Our industrial pumps are wasting far more energy than we know – an estimated $10.2 billion/year! But by carefully watching and addressing pump efficiency, your facility can get control of these energy losses. In this post, we’ll look closer at what causes pump efficiency issues and specific steps for improving pump performance.
Pumps & Energy
In 2015, the US industrial sector consumed 800.7 million megawatt hours of electricity at a total cost of $56.4 billion. The pump portion of this is an estimated $10.2 billion of industrial expense.
Energy used by pumps tends to be an “invisible cost,” often buried in other expense lines. The reality is that improving the efficiency of a pump can have an enormous impact on increasing the return on investment (ROI) of each pump in your operation.
The Impact of Pump Efficiency
Plant managers are often surprised at the widespread nature of under-performing pumps. Several years ago, a Finnish research center* evaluated 1,690 pumps at 20 process plants. They found that the average pumping efficiency was below 40%, and that over 10% of the pumps were running below 10% efficiency.
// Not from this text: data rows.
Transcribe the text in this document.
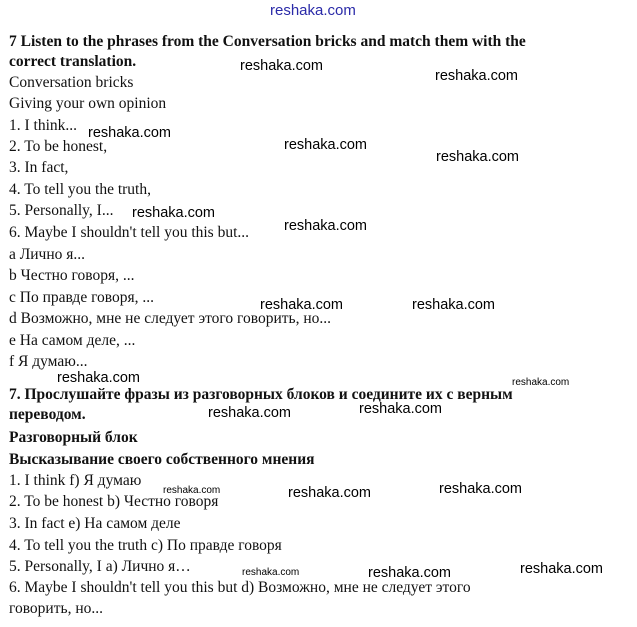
reshaka.com
7 Listen to the phrases from the Conversation bricks and match them with the
correct translation.
Conversation bricks
Giving your own opinion
1. I think...
2. To be honest,
3. In fact,
4. To tell you the truth,
5. Personally, I...
6. Maybe I shouldn't tell you this but...
a Лично я...
b Честно говоря, ...
c По правде говоря, ...
d Возможно, мне не следует этого говорить, но...
e На самом деле, ...
f Я думаю...
7. Прослушайте фразы из разговорных блоков и соедините их с верным
переводом.
Разговорный блок
Высказывание своего собственного мнения
1. I think f) Я думаю
2. To be honest b) Честно говоря
3. In fact e) На самом деле
4. To tell you the truth c) По правде говоря
5. Personally, I a) Лично я…
6. Maybe I shouldn't tell you this but d) Возможно, мне не следует этого
говорить, но...
reshaka.com
reshaka.com
reshaka.com
reshaka.com
reshaka.com
reshaka.com
reshaka.com
reshaka.com	reshaka.com
reshaka.com	reshaka.com
reshaka.com	reshaka.com
reshaka.com	reshaka.com	reshaka.com
reshaka.com	reshaka.com	reshaka.com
To check whether your pump is operating efficiently, measure the power it consumes and check it against the pump’s performance curve. The pump curve will specify how much power you should be using at the pumps generated flow and pressure. You can then identify the specific energy savings that can be achieved by addressing inefficiencies. Your local power company may also be willing to provide energy audits as a means to save energy and lower peak loads.